Methods: To investigate the cause of high mortality during flu pandemics, we performed coinfection experiments with H1N1 influenza virus and Staphylococcus aureus in which mice were infected with bacteria at time points ranging from 0 to 7 days after infection with influenza virus.
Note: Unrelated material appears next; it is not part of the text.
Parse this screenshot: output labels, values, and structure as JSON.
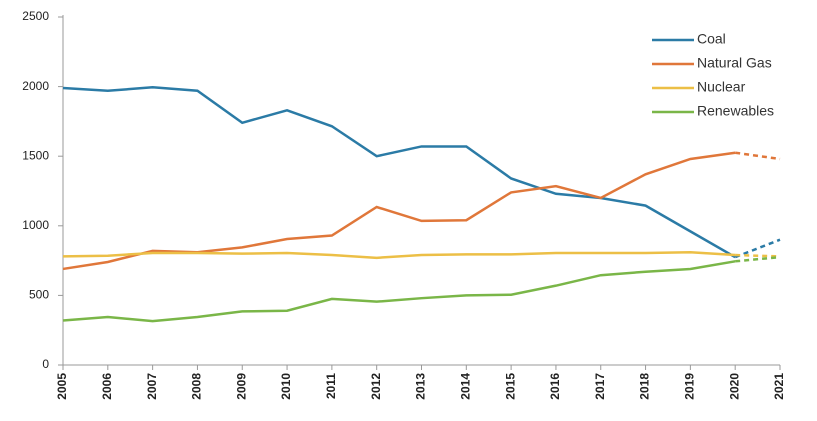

Results: The mortality rates of mice infected with bacteria were highest 0–3 days after infection with influenza virus; lung tissues extracted from these co-infected mice showed higher infiltrating cells and thicker lung parenchyma than lung samples from coinfected mice in which influenza virus was introduced at other times and sequences. The levels of interferon (IFN)-γ, tumor necrosis factor (TNF)-α, interleukin (IL)-8, and IL-6 in the 0–3 day coinfected group were significantly higher than those in the other groups (p < 0.01), as were the mRNA levels of IFN-γ, IL-6, and TNF-α. Coinfection with influenza virus and S. aureus led to high mortality rates that are directly dependent on the sequence and timing of infection by both pathogens. Moreover, coinfection following this particular schedule induced severe pneumonia, leading to increased mortality.
Conclusions: Our data suggest that prevention of bacterial co-infection in the early stage of influenza virus infection is critical to reducing the risk of clinical mortality.